0034: ReBAC Engine Selection
Date: 2025-11-08
Status: Proposed
Context
The permissions-service is responsible for managing fine-grained, graph-based permissions (Relationship-Based Access Control, or ReBAC). This requires a specialized database capable of efficiently querying complex relationships, inspired by Google's Zanzibar paper.
A naive implementation using a standard relational database would require complex, recursive queries that are difficult to maintain and do not perform well at scale. We need to select a dedicated, open-source ReBAC engine that is performant, scalable, and well-supported.
The primary candidates considered were SpiceDB and Ory Keto, both of which are open-source implementations of the Zanzibar model.
Decision
We will adopt SpiceDB as the underlying ReBAC engine for the permissions-service.

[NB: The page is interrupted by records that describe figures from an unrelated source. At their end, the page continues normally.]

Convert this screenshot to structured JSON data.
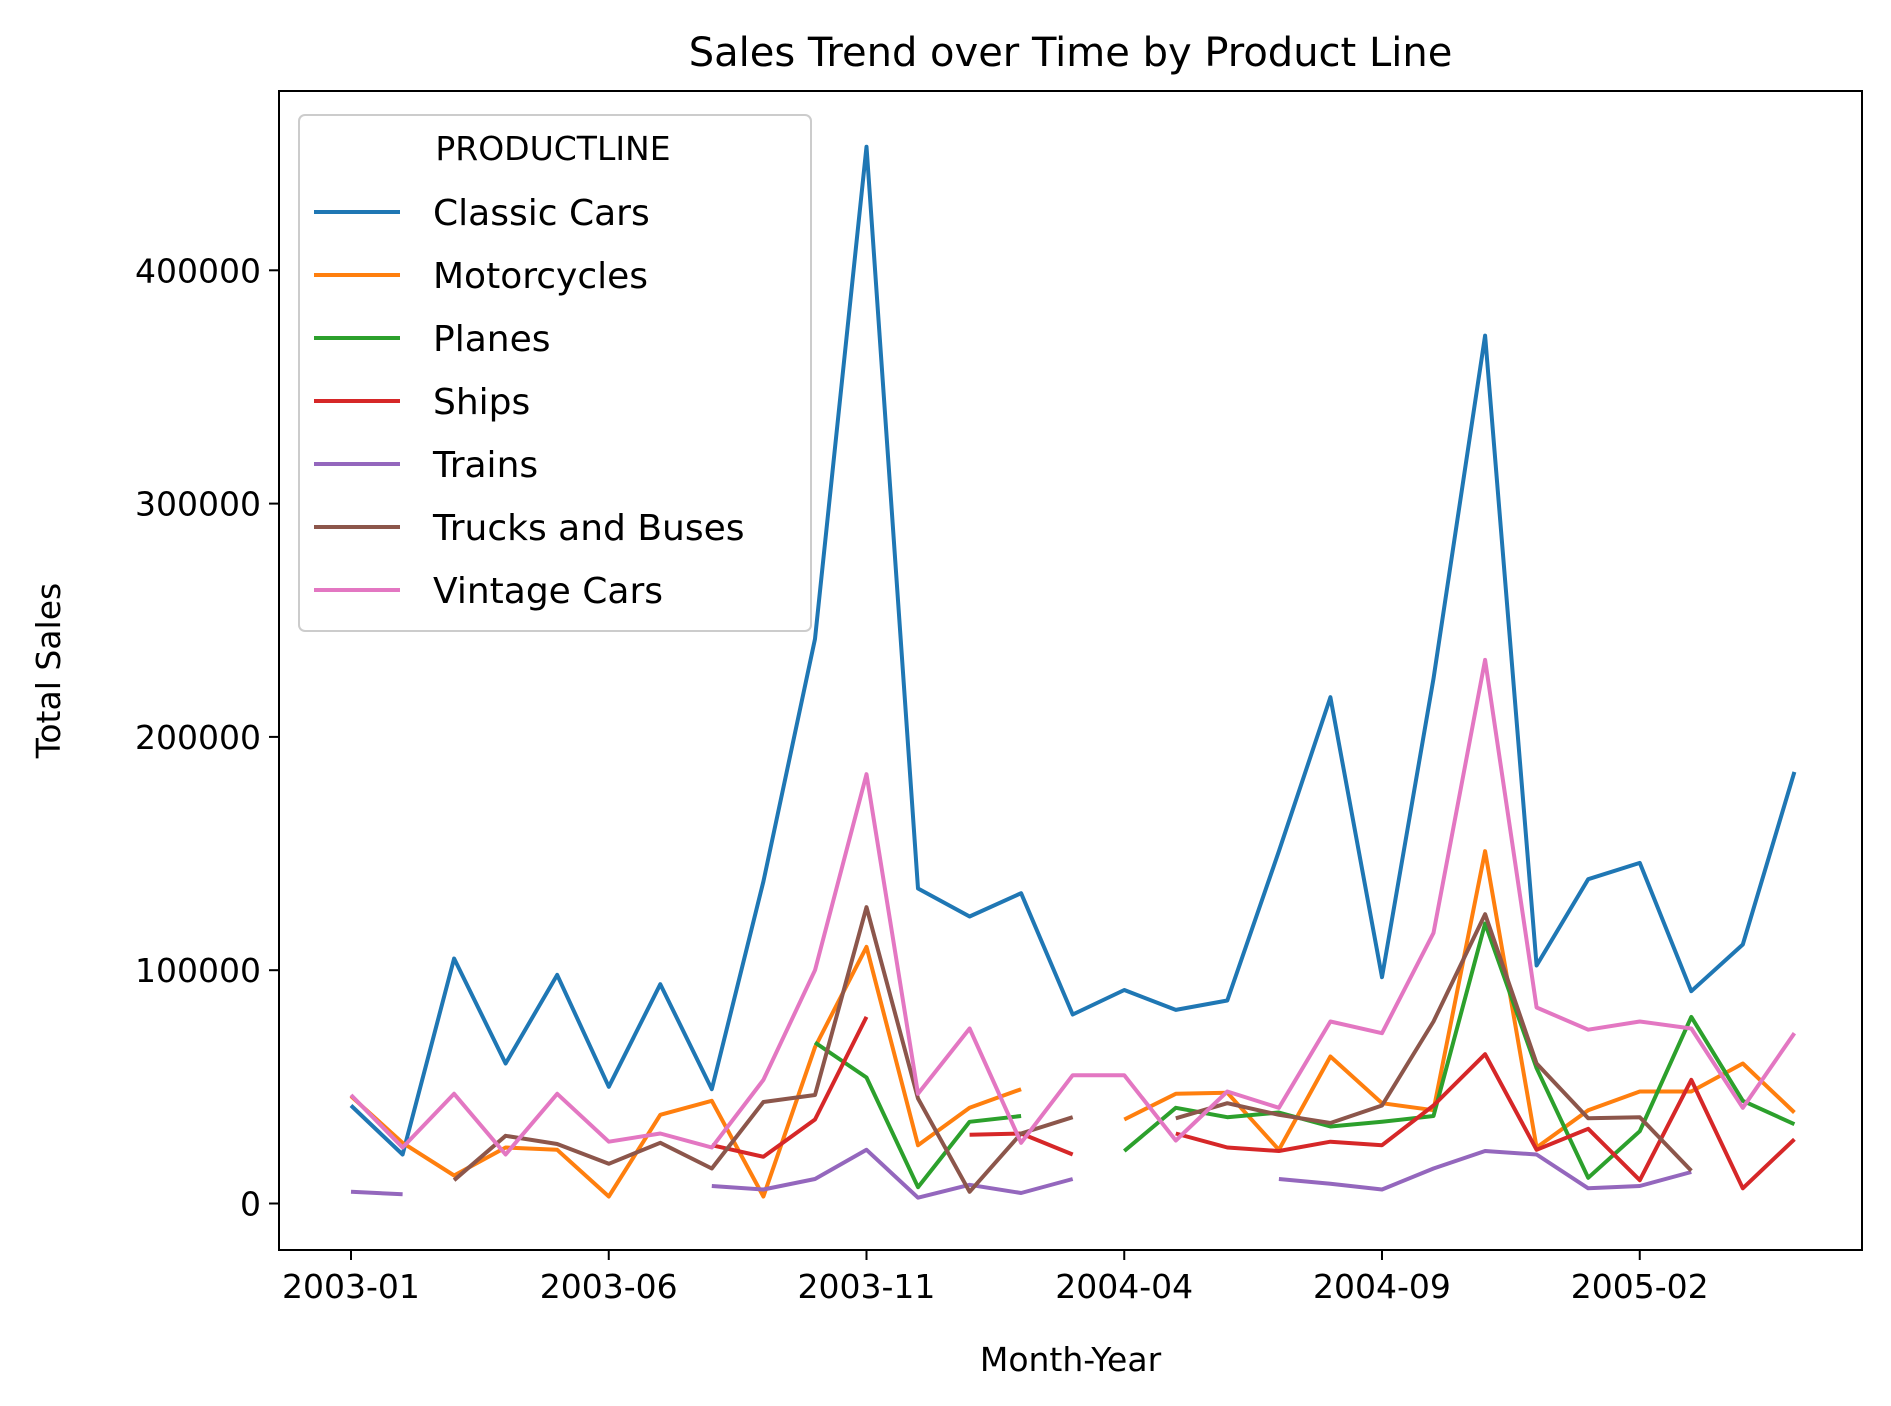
{
  "chart_data": {
    "type": "line",
    "title": "Sales Trend over Time by Product Line",
    "xlabel": "Month-Year",
    "ylabel": "Total Sales",
    "x": [
      "2003-01",
      "2003-02",
      "2003-03",
      "2003-04",
      "2003-05",
      "2003-06",
      "2003-07",
      "2003-08",
      "2003-09",
      "2003-10",
      "2003-11",
      "2003-12",
      "2004-01",
      "2004-02",
      "2004-03",
      "2004-04",
      "2004-05",
      "2004-06",
      "2004-07",
      "2004-08",
      "2004-09",
      "2004-10",
      "2004-11",
      "2004-12",
      "2005-01",
      "2005-02",
      "2005-03",
      "2005-04",
      "2005-05"
    ],
    "x_tick_labels": [
      "2003-01",
      "2003-06",
      "2003-11",
      "2004-04",
      "2004-09",
      "2005-02"
    ],
    "y_tick_values": [
      0,
      100000,
      200000,
      300000,
      400000
    ],
    "y_tick_labels": [
      "0",
      "100000",
      "200000",
      "300000",
      "400000"
    ],
    "ylim": [
      -20000,
      478000
    ],
    "grid": false,
    "legend": {
      "title": "PRODUCTLINE",
      "placement": "upper-left"
    },
    "series": [
      {
        "name": "Classic Cars",
        "color": "#1f77b4",
        "values": [
          42000,
          21000,
          105000,
          60000,
          98000,
          50000,
          94000,
          49000,
          138000,
          242000,
          453000,
          135000,
          123000,
          133000,
          81000,
          91500,
          83000,
          87000,
          151000,
          217000,
          97000,
          225000,
          372000,
          102000,
          139000,
          146000,
          91000,
          111000,
          185000
        ]
      },
      {
        "name": "Motorcycles",
        "color": "#ff7f0e",
        "values": [
          46000,
          26000,
          12000,
          24000,
          23000,
          3000,
          38000,
          44000,
          3000,
          67000,
          110000,
          25000,
          41000,
          49000,
          null,
          36000,
          47000,
          47500,
          23000,
          63000,
          43000,
          40000,
          151000,
          24000,
          40000,
          48000,
          48000,
          60000,
          39000
        ]
      },
      {
        "name": "Planes",
        "color": "#2ca02c",
        "values": [
          null,
          null,
          null,
          null,
          null,
          null,
          null,
          null,
          null,
          69000,
          54000,
          7000,
          35000,
          37500,
          null,
          22500,
          41000,
          37000,
          39000,
          33000,
          35000,
          37500,
          120000,
          58000,
          11000,
          31000,
          80000,
          44000,
          34000
        ]
      },
      {
        "name": "Ships",
        "color": "#d62728",
        "values": [
          null,
          null,
          null,
          null,
          null,
          null,
          null,
          25000,
          20000,
          36000,
          80000,
          null,
          29500,
          30000,
          21000,
          null,
          30000,
          24000,
          22500,
          26500,
          25000,
          42000,
          64000,
          23000,
          32000,
          10000,
          53000,
          6500,
          27500
        ]
      },
      {
        "name": "Trains",
        "color": "#9467bd",
        "values": [
          5000,
          4000,
          null,
          null,
          null,
          null,
          null,
          7500,
          6000,
          10500,
          23000,
          2500,
          8000,
          4500,
          10500,
          null,
          null,
          null,
          10500,
          8500,
          6000,
          15000,
          22500,
          21000,
          6500,
          7500,
          13500,
          null,
          null
        ]
      },
      {
        "name": "Trucks and Buses",
        "color": "#8c564b",
        "values": [
          null,
          null,
          10000,
          29000,
          25500,
          17000,
          26000,
          15000,
          43500,
          46500,
          127000,
          45000,
          5000,
          30000,
          37000,
          null,
          36500,
          43000,
          38000,
          34500,
          42000,
          78000,
          124000,
          60000,
          36500,
          37000,
          14000,
          null,
          null
        ]
      },
      {
        "name": "Vintage Cars",
        "color": "#e377c2",
        "values": [
          46500,
          24000,
          47000,
          21000,
          47000,
          26500,
          30000,
          24000,
          53000,
          100000,
          184000,
          47000,
          75000,
          26000,
          55000,
          55000,
          27000,
          48000,
          41000,
          78000,
          73000,
          116000,
          233000,
          84000,
          74500,
          78000,
          75000,
          41000,
          73000
        ]
      }
    ]
  }
}
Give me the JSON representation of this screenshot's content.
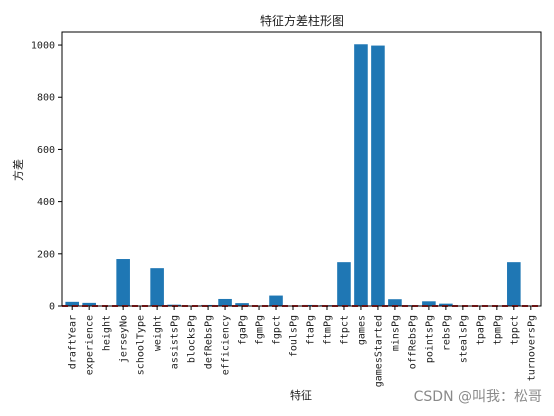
{
  "chart_data": {
    "type": "bar",
    "title": "特征方差柱形图",
    "xlabel": "特征",
    "ylabel": "方差",
    "ylim": [
      0,
      1050
    ],
    "yticks": [
      0,
      200,
      400,
      600,
      800,
      1000
    ],
    "bar_color": "#1f77b4",
    "reference_line": {
      "value": 0,
      "color": "#d62728",
      "style": "dashed"
    },
    "categories": [
      "draftYear",
      "experience",
      "height",
      "jerseyNo",
      "schoolType",
      "weight",
      "assistsPg",
      "blocksPg",
      "defRebsPg",
      "efficiency",
      "fgaPg",
      "fgmPg",
      "fgpct",
      "foulsPg",
      "ftaPg",
      "ftmPg",
      "ftpct",
      "games",
      "gamesStarted",
      "minsPg",
      "offRebsPg",
      "pointsPg",
      "rebsPg",
      "stealsPg",
      "tpaPg",
      "tpmPg",
      "tppct",
      "turnoversPg"
    ],
    "values": [
      16,
      12,
      2,
      180,
      1,
      145,
      5,
      1,
      4,
      27,
      11,
      1,
      40,
      1,
      4,
      3,
      168,
      1003,
      998,
      26,
      3,
      18,
      9,
      1,
      2,
      1,
      168,
      1
    ]
  },
  "watermark": "CSDN @叫我：松哥"
}
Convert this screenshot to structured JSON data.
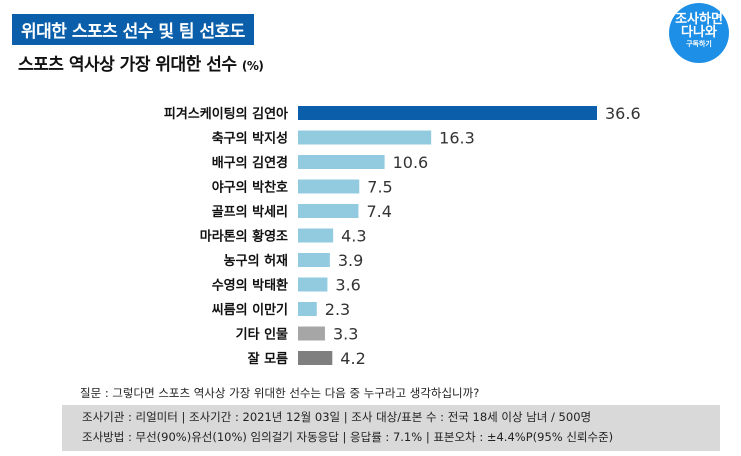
{
  "header": {
    "title": "위대한 스포츠 선수 및 팀 선호도",
    "subtitle": "스포츠 역사상 가장 위대한 선수",
    "unit": "(%)",
    "logo_text": "조사하면 다나와",
    "logo_sub": "구독하기"
  },
  "chart_data": {
    "type": "bar",
    "orientation": "horizontal",
    "title": "스포츠 역사상 가장 위대한 선수 (%)",
    "categories": [
      "피겨스케이팅의 김연아",
      "축구의 박지성",
      "배구의 김연경",
      "야구의 박찬호",
      "골프의 박세리",
      "마라톤의 황영조",
      "농구의 허재",
      "수영의 박태환",
      "씨름의 이만기",
      "기타 인물",
      "잘 모름"
    ],
    "values": [
      36.6,
      16.3,
      10.6,
      7.5,
      7.4,
      4.3,
      3.9,
      3.6,
      2.3,
      3.3,
      4.2
    ],
    "colors": [
      "#0a5eaa",
      "#92cbe0",
      "#92cbe0",
      "#92cbe0",
      "#92cbe0",
      "#92cbe0",
      "#92cbe0",
      "#92cbe0",
      "#92cbe0",
      "#a6a6a6",
      "#7f7f7f"
    ],
    "grid": false,
    "legend": "none"
  },
  "footer": {
    "question": "질문 : 그렇다면 스포츠 역사상 가장 위대한 선수는 다음 중 누구라고 생각하십니까?",
    "line1": "조사기관 : 리얼미터  |  조사기간 : 2021년 12월 03일  |  조사 대상/표본 수 : 전국 18세 이상 남녀 / 500명",
    "line2": "조사방법 : 무선(90%)유선(10%) 임의걸기 자동응답  |  응답률 : 7.1%  |  표본오차 : ±4.4%P(95% 신뢰수준)"
  }
}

The permissions-service will act as an adapter layer on top of SpiceDB. It will handle platform-specific concerns like multi-tenancy enforcement, authentication, and providing a stable internal API, while delegating the core storage and query operations to a SpiceDB instance.
SpiceDB is chosen for its strong performance characteristics, clear schema language, active community, and its ability to use PostgreSQL as a storage backend, which aligns with our existing infrastructure stack.
Consequences
Positive
- Proven Model: Leverages the battle-tested, scalable Zanzibar model for authorization.
- High Performance: SpiceDB is designed for low-latency permission checks.
- Infrastructure Alignment: Can be configured to use our existing PostgreSQL instances, reducing operational overhead for a new database technology.
- Developer Experience: The schema language is clear and expressive, making it easier for developers to model permissions.
- Decoupling: By placing it behind our
permissions-serviceadapter, we retain the flexibility to swap it out in the future if needed.
Negative
- New Component: Adds a new stateful component (the SpiceDB server) to our architecture that must be deployed, monitored, and maintained.
- Learning Curve: Developers will need to learn the SpiceDB schema language to define permission models.
- Data Consistency: Requires a strategy for keeping the data in SpiceDB consistent with data in other services (e.g., deleting a user in
iam-serviceshould trigger a cleanup of their relationships in SpiceDB).